Psychological safety is the idea that someone feels safe to take interpersonal risks with the people around them. They’re not afraid of being labeled or criticised for saying what they are thinking and feeling. It’s something the best teams have and the worst don’t.
Amy Edmondson is one of the world’s leading experts on it. This quote is from her.
“At a very early age, most of us found that school was a fearful place. Not wanting to get in trouble with teachers or get our assignments wrong - our childhood behavior was driven by a lot of fear. And then, we’velong had this meme around us that indicated ‘this is how bosses act.’ But today, many managers still haven’t yet connected to the truth - this isn’t the way any human being really performs well.”

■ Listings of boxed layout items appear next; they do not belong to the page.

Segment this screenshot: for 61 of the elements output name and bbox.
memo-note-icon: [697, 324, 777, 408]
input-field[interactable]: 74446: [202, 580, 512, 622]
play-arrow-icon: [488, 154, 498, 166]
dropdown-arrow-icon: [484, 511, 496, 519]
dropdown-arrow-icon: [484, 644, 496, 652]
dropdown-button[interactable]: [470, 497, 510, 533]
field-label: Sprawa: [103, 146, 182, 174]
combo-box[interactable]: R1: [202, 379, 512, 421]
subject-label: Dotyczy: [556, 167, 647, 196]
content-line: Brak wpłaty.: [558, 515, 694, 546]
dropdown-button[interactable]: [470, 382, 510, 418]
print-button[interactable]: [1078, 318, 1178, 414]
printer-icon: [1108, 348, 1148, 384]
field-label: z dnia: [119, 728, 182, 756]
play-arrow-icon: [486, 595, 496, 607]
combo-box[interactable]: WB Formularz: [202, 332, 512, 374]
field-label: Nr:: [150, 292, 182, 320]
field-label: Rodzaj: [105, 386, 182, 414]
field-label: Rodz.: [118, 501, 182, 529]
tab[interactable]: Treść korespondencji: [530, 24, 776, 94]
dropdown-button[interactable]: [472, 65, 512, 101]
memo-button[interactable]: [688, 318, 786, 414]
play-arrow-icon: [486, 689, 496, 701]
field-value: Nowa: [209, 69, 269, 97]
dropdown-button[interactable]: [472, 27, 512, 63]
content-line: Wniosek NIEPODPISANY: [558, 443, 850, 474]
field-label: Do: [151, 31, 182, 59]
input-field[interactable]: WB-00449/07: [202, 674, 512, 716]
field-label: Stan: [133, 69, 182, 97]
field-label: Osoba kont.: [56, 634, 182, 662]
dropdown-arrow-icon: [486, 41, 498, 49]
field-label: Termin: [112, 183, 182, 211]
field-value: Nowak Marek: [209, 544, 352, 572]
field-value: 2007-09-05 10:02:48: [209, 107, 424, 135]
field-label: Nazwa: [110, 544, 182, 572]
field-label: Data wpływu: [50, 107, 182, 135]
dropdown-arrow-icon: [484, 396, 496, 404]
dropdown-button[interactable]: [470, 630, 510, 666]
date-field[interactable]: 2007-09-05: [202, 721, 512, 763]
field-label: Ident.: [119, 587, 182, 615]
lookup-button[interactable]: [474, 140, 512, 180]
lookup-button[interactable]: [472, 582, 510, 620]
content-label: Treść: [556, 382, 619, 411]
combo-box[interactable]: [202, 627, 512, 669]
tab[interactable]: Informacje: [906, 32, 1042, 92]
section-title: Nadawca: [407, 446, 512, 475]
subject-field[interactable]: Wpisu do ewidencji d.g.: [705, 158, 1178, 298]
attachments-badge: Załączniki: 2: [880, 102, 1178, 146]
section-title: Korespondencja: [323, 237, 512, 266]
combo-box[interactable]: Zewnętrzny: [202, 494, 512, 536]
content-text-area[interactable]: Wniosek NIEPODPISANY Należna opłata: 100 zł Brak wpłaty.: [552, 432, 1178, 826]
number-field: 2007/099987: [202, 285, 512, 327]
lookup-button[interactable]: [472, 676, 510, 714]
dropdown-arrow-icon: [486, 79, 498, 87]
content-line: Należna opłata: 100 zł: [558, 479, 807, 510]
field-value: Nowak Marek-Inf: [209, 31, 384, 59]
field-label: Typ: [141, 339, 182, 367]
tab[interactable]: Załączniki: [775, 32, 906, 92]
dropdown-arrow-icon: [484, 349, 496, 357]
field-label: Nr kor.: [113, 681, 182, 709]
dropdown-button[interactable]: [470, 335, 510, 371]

It’s a sad reflection of our school system, that many of us recognise from personal experience. But it makes clear another component of what it means to be a parent. To build a sense of self-esteem in our kids despite the school system. It means teaching them that their self-worth doesn’t come from what others think about them and how others score or judge them.
If you follow the thinking through, it could become anti-establishment, because it’s saying the system they are in doesn't matter that much. Certainly not to the detriment of their sense of self and mental health.
Of course, this isn’t about the rejection of one thing outright, that’s a binary way of thinking. What it does mean is that, in some circumstances, you have to conform, to do what you’re told even if you don’t think it’s the right thing to do. But only up to a point, the point where the system challenges your values or threatens the well-being of yourself or others. Learning to tread this line is what adolescence is for.
If we have that in mind, rather than thinking that adolescence is all about getting good grades we will be setting our children up for a fulfilling and meaningful life, rather than a fearful but well-measured one.